Index(['tns_name', 'previous_name', 'repeater_name', 'ra', 'ra_err',
       'ra_notes', 'dec', 'dec_err', 'dec_notes', 'gl', 'gb', 'exp_up',
       'exp_up_err', 'exp_up_notes', 'exp_low', 'exp_low_err', 'exp_low_notes',
       'bonsai_snr', 'bonsai_dm', 'low_ft_68', 'up_ft_68', 'low_ft_95',
       'up_ft_95', 'snr_fitb', 'dm_fitb', 'dm_fitb_err', 'dm_exc_ne2001',
       'dm_exc_ymw16', 'bc_width', 'scat_time', 'scat_time_err', 'flux',
       'flux_err', 'flux_notes', 'fluence', 'fluence_err', 'fluence_notes',
       'sub_num', 'mjd_400', 'mjd_400_err', 'mjd_inf', 'mjd_inf_err',
       'width_fitb', 'width_fitb_err', 'sp_idx', 'sp_idx_err', 'sp_run',
       'sp_run_err', 'high_freq', 'low_freq', 'peak_freq', 'excluded_flag'],
      dtype='object')

## 0.1 Parameters
The parameters selected by the paper is as follows:
- Boxcar Width
- Width of Sub-Burst
- Flux
- Fluence
- Scattering Time
- Spectral Index
- Spectral Running
- Highest Frequency
- Lowest Frequency
- Peak Frequency

In [8]:
from typing import Type


params : Type[str] = [
    "bc_width",
    "width_fitb",
    "flux",
    "scat_time",
    "sp_idx",
    "sp_run",
    "high_freq",
    "low_freq",
    "peak_freq"
]

selected = cat[params]
selected

Unnamed: 0,bc_width,width_fitb,flux,scat_time,sp_idx,sp_run,high_freq,low_freq,peak_freq
0,0.00295,0.000296,1.70,0.00110,38.20,-45.80,760.1,485.3,607.4
1,0.00295,0.00139,0.58,<0.0017,3.80,-9.20,800.2,400.2,493.3
2,0.00098,<0.00010,11.70,0.0001574,16.46,-30.21,692.7,400.2,525.6
3,0.00197,0.000314,0.92,0.00066,14.50,-14.60,800.2,441.8,657.5
4,0.00492,0.000468,5.20,0.002073,4.27,-11.31,759.2,400.2,483.5
...,...,...,...,...,...,...,...,...,...
595,0.00197,0.000608,1.26,<0.00072,-1.10,3.30,800.2,400.2,800.2
596,0.00295,0.00063,1.10,0.00034,3.90,-11.80,732.8,400.2,471.5
597,0.00197,0.00144,0.88,<0.0018,46.20,-211.00,495.5,402.2,446.4
598,0.00885,0.00140,1.33,0.00153,6.49,-20.90,651.8,400.2,467.6


## 1.1 Model Dependent Parameters

<!-- TODO: Implement these parameters -->
Verbatim:

> - Redshift: We apply the redshift of each sub-burst as one of the input elements.
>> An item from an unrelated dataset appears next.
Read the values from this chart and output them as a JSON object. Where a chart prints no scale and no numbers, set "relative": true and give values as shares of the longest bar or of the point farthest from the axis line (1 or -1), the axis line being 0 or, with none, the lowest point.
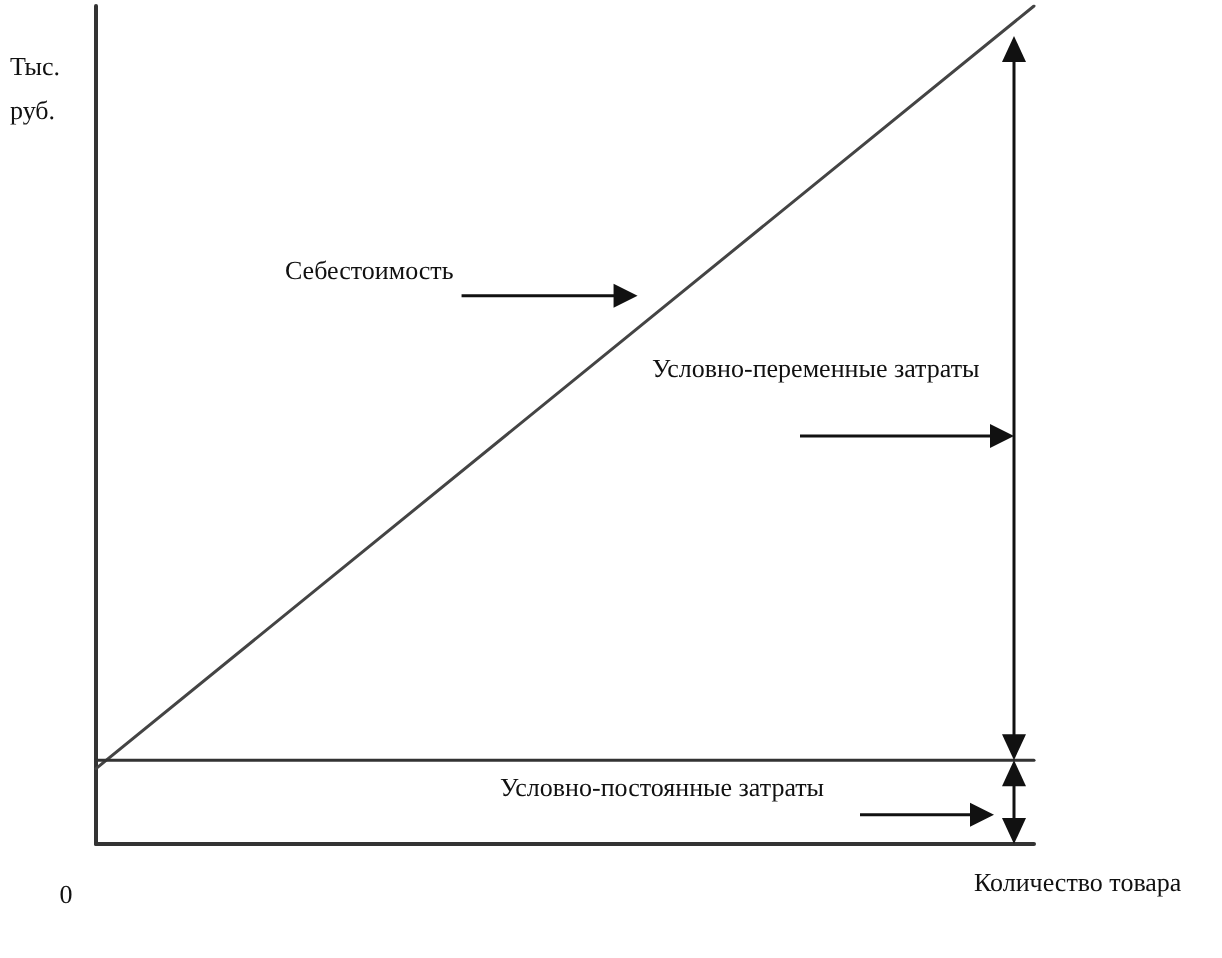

The redshift is spectroscopic redshift if available; otherwise, the value is derived from the dispersion measure (see Hashimoto et al. 2020b, for details). These values are common for the sub-bursts from the same FRBs.
> - Radio Energy: This is the logarithm of radio energy integrated over 400 MHz at the emitter’s frame. The values are common for the sub-bursts from the same FRBs.
> - Rest-Frame Intrinsic Duration: This is the logarithm of the rest-frame intrinsic duration of the sub-burst. These values are different between the sub-bursts of the same FRBs.